Publié le par Sylvain Saint-Martory

[SUITE II]

D’ici-là, ce sont aussi ces mêmes menteurs qui se croient légitimés à fixer les règles d’un moralisme relevant seulement du penser superstitieux, car pareillement fondé sur l’ « absolutisation du relatif », ce critère universel et intemporel de la Superstition dans tous ses modes d’expression.

Ainsi tous les « vertueux » censeurs autoproclamés d’aujourd’hui font culpabiliser les Autres en se fondant uniquement sur de soi-disant valeurs universelles, sous-entendu « absolues », alors qu’il s’agit seulement de fictions, du seul fait que RIEN n’est absolu dans notre monde. Pour juger et condamner moralement leurs contemporains, comme il en va de toutes les époques, ils évoquent un Bien et un Mal prétendument absolus, dont la source serait l’Idéal, alors que l’ « Idéal  en soi » est à jamais inconnaissable pour nous humains.
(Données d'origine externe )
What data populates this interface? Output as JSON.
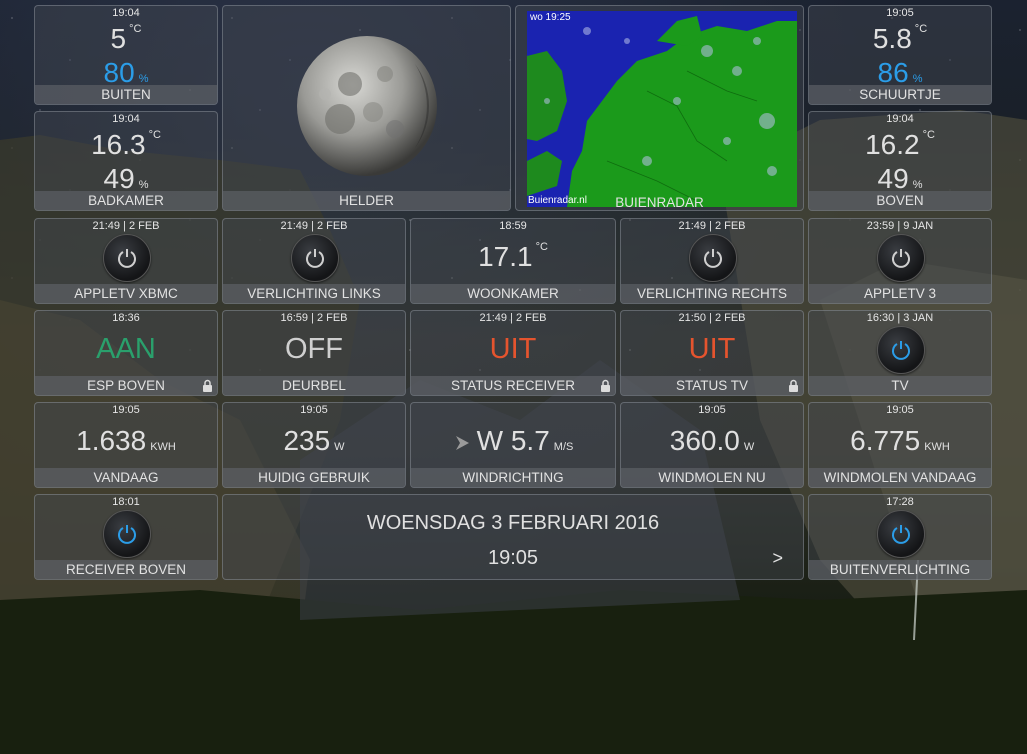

En lieu et place de l’Idéal véritable, ils jugent donc et condamnent seulement au nom de leurs conceptions idéalisées, individuelles et collectives, d’un Bien et d’un Mal fictivement élevés à l’Idéal ou érigés en Absolu.

En vérité, il n’y a ni Bien ni Mal absolus dans notre monde, c’est une imposture, c’est une escroquerie intellectuelle planétaire, comme suffit à l’établir la remarque suivante de Spinoza :

 

« Nous ne désirons pas une chose, parce qu’elle est bonne (absolument bonne, ou bonne "en soi"), c’est parce que nous la désirons que nous la jugeons bonne. »

 

En effet, ce prétendu Bien absolu, s’il existait réellement dans notre monde comme dans l’Idéal, ne comporterait que des avantages, du "pour", du positif, tandis que le soi-disant Mal absolu contiendrait seulement des inconvénients, du "contre", du négatif. Or, dans notre monde humain où TOUT est relatif et RIEN n’est absolu, « TOUT » comporte, à la fois, des avantages, du "pour", du positif, ainsi que desinconvénients, du "contre", du négatif, entre lesquels tranchent seulement au gré des circonstances les intérêts égoïstes des individus et de groupes d’individus - sauf à quiconque, évidemment, de démontrer le contraire !

 

La division artificielle des humains en deux catégories (les bons, les « vertueux », aujourd’hui les antiracistes, nous, et les mauvais, les « salauds », les racistes, eux) est tout autant une imposture et une escroquerie intellectuelle planétaire. En effet, cette fable a été dénoncée sans ambiguïté, voici bientôt deux mille ans, par l’un des grands diseurs universels de LA Vérité absolue dans une parabole devenue célèbre.

 

En réalité, il n’y a pas les bons et les mauvais par nature, il n’y a que des individus égoïstes, TOUS sans aucune exception. Face à l’Idéal, en effet, chacun est forcément coupable, coupable de « crime de lèse-Idéal », et il n’y a donc pas d’individus ni de groupes d’individus, TOUS critères d’appartenance confondus, réellement « IRRÉPROCHABLES », et donc aucune raison pour quiconque de faire culpabiliser les Autres, y compris au nom d’un passé révolu, dont les accusés ne sont en rien responsables !

Pourtant, c’est précisément sur cette question du passé colonial et de l’esclavage, entre autre, que notre époque obscurantiste ment aujourd’hui comme jamais auparavant, en se débattant dans ses infinies contradictions. Ainsi, de « vertueux » censeurs autoproclamés venus d’ailleurs se croient autorisés à reprocher aux Autres ce qu’eux-mêmes ont fait hier, et font encore aujourd’hui, lorsque leurs intérêts de toutes sortes l’exigent, comme l’illustre l’esclavage toujours d’actualité en terre d’islam, sans oublier des pratiques en totale contradiction avec le catéchisme universel contemporain, telles que charia, fatwa et djihad.

 

La troisième fiction du moralisme est celle d’un illusoire « libre arbitre », une soi-disant libre volonté, en vertu de laquelle il suffirait de vouloir pour pouvoir, et également supposée permettre à chacun de choisir librement entre le Bien et le Mal.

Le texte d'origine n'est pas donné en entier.